Dengan putusan ini, tidak akan ada sidang lanjutan untuk pembuktian, sehingga hasil yang telah ditetapkan Komisi Pemilihan Umum (KPU) tetap berlaku.
Putusan tersebut disampaikan oleh Majelis Hakim MK dalam sidang dismissal yang digelar di Gedung MK, Jakarta Pusat, pada Selasa (4/2/2025) malam.
Dalam putusannya, MK menegaskan bahwa gugatan yang diajukan tidak memenuhi syarat untuk dilanjutkan ke tahap sidang pembuktian.
Keputusan MK ini semakin mengukuhkan kemenangan pasangan Munafri Arifuddin-Aliyah Mustika Ilham (MULIA), yang sebelumnya telah ditetapkan oleh KPU sebagai peraih suara terbanyak dalam Pilkada Makassar 2024.
Dengan demikian, pasangan MULIA akan segera ditetapkan secara resmi sebagai Wali Kota dan Wakil Wali Kota Makassar periode 2025-2030.
Setelah penetapan pasangan terpilih, tahapan selanjutnya adalah agenda pelantikan. Jika tidak ada kendala, pasangan Munafri-Aliyah dijadwalkan akan dilantik secara serentak bersama kepala daerah lainnya pada Februari 2025.
Keputusan MK ini mendapat respons positif dari berbagai pihak, termasuk dari kalangan partai politik pendukung.
Salah satu yang turut menyambut baik putusan tersebut adalah Pimcam Golkar Ujung Pandang, Warni Saharuddin. Ia menilai putusan ini sebagai kemenangan bagi seluruh masyarakat Kota Makassar.

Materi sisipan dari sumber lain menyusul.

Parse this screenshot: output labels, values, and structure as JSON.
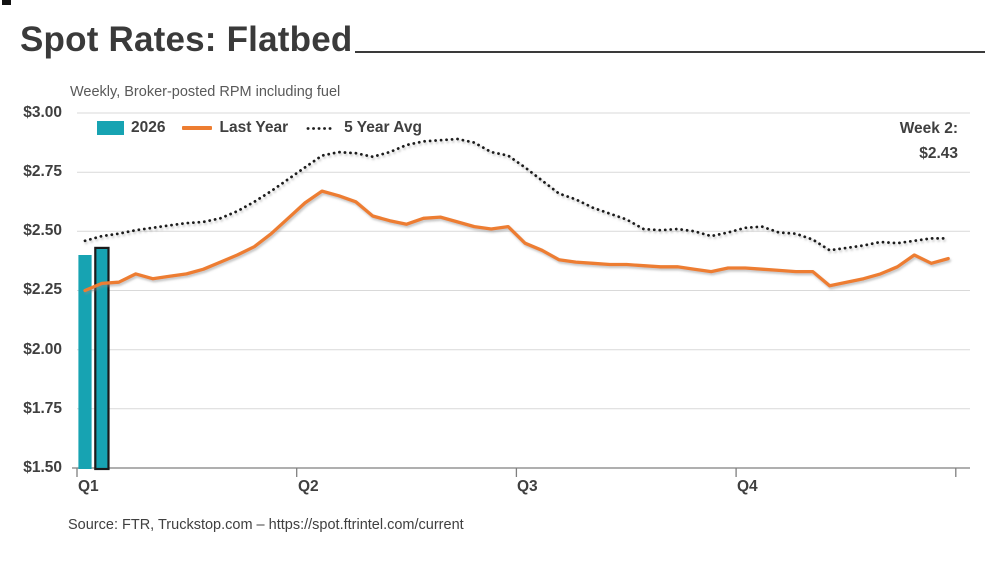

“Putusan ini sekaligus memperkuat kemenangan Munafri Arifuddin dan Aliyah Mustika Ilham sebagai pemimpin baru di Kota Makassar. Ini adalah kemenangan bagi warga Makassar yang telah memberikan suaranya dan menginginkan kepemimpinan baru untuk kota ini,” ujar Warni setelah mengetahui hasil putusan MK.
Menurut Warni, sengan selesainya sengketa Pilkada di MK, kini perhatian tertuju pada proses transisi kepemimpinan yang diharapkan berjalan lancar.
Pasangan Munafri-Aliyah diharapkan segera mempersiapkan agenda pemerintahan mereka, termasuk program-program prioritas yang akan dijalankan selama lima tahun ke depan untuk membangun Makassar yang lebih maju.